Chances PoW is discarded by 2021 are very slim as there will have to be a transition period whereby smart contracts and much else move to the sharded Beacon chain.
Full sharding is estimated to launch by 2021, with then quite a few years probably needed for the ecosystem to sufficiently transition to the point PoW can be discarded.
The original idea was some sort of hybrid transition period where stakers secure the PoW chain through decentralized checkpoints, referred to above by Drake as finality.
Once this was implemented, the idea was for PoW blocks to be reduced to 0.6eth, but Drake is saying “conservatively, no issuance reduced.”
There is also the PoW mining difficulty bomb that kicks in around March next year. That will have to be delayed again, with it unclear whether an issuance reduction would go with it at the same time as it has previously every time it was delayed.
As ethereum lacks a coded algorithmic reduction, decision making is complicated with plans appearing to change somewhat often and with clarity difficult to come by.
Ethereum researchers do not seem too happy to respond to questions when reached out presumably because they haven’t yet finalized the details.
Hence there’s some confusion on whether ethereum’s new supply will increase once staking goes out in or around January next year just weeks before bitcoin algorithmically cuts it in half.
The current thinking appears to be no reduction until the PoW chain is discarded perhaps in 2021, but unless they come up with some trick, it’s not clear how the PoW chain would be discarded anywhere near 2021.
Nor is it clear why issuance wouldn’t be reduced if PoW finality is implemented, with such implementation apparently not being trivial, unless Drake is suggesting PoW blocks would reduce by 10x based on finality with staking then in addition.
Until finality is implemented, the PoS chain has no effect at all on the PoW chain, while the PoW chain is followed by stakers.

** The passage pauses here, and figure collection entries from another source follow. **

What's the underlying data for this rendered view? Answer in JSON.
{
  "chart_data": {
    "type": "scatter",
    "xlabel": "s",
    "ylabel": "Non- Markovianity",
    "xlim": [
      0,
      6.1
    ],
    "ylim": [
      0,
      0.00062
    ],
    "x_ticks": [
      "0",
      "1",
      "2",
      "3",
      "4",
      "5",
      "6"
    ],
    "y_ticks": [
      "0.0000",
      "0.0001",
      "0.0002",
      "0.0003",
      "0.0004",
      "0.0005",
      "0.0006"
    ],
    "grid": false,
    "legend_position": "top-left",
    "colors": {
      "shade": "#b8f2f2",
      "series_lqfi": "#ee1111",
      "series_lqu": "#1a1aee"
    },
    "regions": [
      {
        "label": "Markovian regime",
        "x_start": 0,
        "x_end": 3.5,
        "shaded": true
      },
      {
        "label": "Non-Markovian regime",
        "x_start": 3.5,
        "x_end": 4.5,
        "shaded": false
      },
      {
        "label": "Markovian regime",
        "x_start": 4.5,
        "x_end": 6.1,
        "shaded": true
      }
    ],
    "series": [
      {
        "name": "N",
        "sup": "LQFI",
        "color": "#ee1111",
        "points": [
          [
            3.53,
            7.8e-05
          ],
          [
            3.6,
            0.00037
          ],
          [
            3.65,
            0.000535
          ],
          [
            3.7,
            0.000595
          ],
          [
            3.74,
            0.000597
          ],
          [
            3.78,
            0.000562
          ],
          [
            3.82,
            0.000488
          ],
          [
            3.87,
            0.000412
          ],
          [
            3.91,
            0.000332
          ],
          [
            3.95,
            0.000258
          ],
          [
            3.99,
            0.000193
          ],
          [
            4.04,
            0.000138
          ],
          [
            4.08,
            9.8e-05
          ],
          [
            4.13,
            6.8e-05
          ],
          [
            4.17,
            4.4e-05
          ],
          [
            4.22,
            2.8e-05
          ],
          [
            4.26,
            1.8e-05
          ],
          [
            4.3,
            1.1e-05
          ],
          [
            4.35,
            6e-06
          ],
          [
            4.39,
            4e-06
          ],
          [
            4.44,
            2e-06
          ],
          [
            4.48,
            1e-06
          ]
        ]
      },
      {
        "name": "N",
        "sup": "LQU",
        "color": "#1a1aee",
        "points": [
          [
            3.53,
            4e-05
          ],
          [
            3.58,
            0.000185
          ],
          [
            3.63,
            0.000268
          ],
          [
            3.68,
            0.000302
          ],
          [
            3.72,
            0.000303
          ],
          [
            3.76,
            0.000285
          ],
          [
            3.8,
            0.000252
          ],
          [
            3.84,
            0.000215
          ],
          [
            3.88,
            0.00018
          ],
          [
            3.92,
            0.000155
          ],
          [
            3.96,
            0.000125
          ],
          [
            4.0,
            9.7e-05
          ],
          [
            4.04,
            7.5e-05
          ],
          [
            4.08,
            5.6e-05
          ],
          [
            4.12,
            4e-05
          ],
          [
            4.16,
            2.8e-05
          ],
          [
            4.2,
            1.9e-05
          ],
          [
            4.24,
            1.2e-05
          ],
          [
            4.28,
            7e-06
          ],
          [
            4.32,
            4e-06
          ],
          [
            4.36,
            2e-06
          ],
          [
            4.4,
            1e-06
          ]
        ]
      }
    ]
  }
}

Meaning any discussion in regards to issuance would have to focus on how it might affect PoW’s security, with that question difficult to answer because it would presumably depend on how price would react with price generally the main – if not only – determinant of the level of a network’s security as far as the current PoW blockchain is concerned.
So all there might be next year is this new chain where people can send eth to stake with that eth not able to get back to the PoW chain as far as the current design is concerned, leading to many known unknowns and unknown unknowns as ethereum effectively heads to an experimental stage in its path to the sharding upgrade.